Et vous, est-ce le genre de trucs dont vous parlez avec vos amis ?

C'est curieux pareil, je n'entends jamais dans la vie réelle, parler de bénévoles, sauf à la télé et dans le journal. Sauf si je suis en reportage : " N'oubliez pas de remercier nos bénévoles, ils ont été merveilleux. " À la seconde où se termine un événement, n'importe quel événement, Jeux du Québec, corvée de ramassage de crottes de chiens dans le parc Lafontaine, opération Nez rouge, tempête de pluie verglaçante, c'est la première chose que disent les organisateurs aux médias : " N'oubliez pas de remercier nos merveilleux bénévoles. "

J'ai évidemment posé la question, bien que je me doutais un peu de la réponse :

- Pourquoi ne les remerciez-vous pas vous-même ?

- Parce que les bénévoles sont tellement plus contents quand c'est écrit dans le journal, et quand on les voit à la télé...

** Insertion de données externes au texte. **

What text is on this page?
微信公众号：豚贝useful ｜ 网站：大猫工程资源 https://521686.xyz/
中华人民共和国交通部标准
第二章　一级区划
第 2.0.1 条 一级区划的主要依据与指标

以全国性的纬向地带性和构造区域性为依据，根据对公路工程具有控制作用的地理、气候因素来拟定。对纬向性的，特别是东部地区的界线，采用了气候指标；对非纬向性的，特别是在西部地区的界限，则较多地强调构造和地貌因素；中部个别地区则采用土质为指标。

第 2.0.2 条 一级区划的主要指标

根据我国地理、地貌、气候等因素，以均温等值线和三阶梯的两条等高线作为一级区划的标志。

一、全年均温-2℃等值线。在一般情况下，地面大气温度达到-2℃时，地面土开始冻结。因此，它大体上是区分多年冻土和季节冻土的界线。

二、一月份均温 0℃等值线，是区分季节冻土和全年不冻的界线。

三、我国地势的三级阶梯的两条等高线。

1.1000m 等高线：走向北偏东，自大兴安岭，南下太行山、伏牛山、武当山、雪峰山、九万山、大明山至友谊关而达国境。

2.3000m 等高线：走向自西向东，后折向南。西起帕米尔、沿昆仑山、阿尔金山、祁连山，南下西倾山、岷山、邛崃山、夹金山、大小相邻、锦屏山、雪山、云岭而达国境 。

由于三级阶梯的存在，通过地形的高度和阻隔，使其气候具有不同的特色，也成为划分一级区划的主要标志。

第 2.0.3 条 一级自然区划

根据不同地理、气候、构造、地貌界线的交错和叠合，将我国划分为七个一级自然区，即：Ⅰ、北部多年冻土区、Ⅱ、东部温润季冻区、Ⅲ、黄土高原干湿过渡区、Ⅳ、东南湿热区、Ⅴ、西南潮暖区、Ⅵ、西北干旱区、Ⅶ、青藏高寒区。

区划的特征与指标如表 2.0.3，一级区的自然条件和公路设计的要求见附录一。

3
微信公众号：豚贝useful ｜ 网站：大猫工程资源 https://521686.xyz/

De là à conclure que le bénévolat est une manière d'atteindre à la célébrité en faisant des sandwiches au poulet, il y a un tout petit pas que je ne franchirai pas parce que, finalement, on s'en crisse pourquoi les bénévoles font du bénévolat. La question qui importe est celle-ci : les bénévoles sont-ils, oui ou non, indispensables ?

Absolument indispensables.

Le bénévolat est aussi indispensable à notre société en panne qu'une génératrice dans une porcherie pendant une tempête de verglas. C'est pour vous dire.

Bénévolat et génératrice, même fonction : soulager quand la vraie affaire ne fonctionne pas. Et mêmes inconvénients : ça fait beaucoup de bruit, ça tombe souvent en panne, et en bout de ligne, quand tu calcules tout ce que ça fait mal marcher, ça coûte très cher.

" Pourquoi avez-vous parlé des monteurs de lignes et si peu des bénévoles ? " La question m'a réellement été posée dans ma boîte vocale par des féministes, habituellement plus avisées.

Et il y avait une sous-question en forme de coup de pied de l'âne: " Avez-vous remarqué que les bénévoles sont très majoritairement des femmes ? "...

Bien sûr, j'avais remarqué, je trouve ça très bien d'ailleurs et tellement plus pratique pour les corvées ménagères. Mais non, mesdames, ce n'est pas parce que ce sont des hommes que je préfère les monteurs de lignes. Voulez savoir ce que je trouve de particulièrement sympathique et rafraîchissant chez les monteurs de lignes ? C'est précisément qu'on ne puisse pas les remplacer par des bénévoles. Voyez, rien à voir avec le sexe des uns et des autres.

(En passant, pour le sexe, je préfère les bénévoles. )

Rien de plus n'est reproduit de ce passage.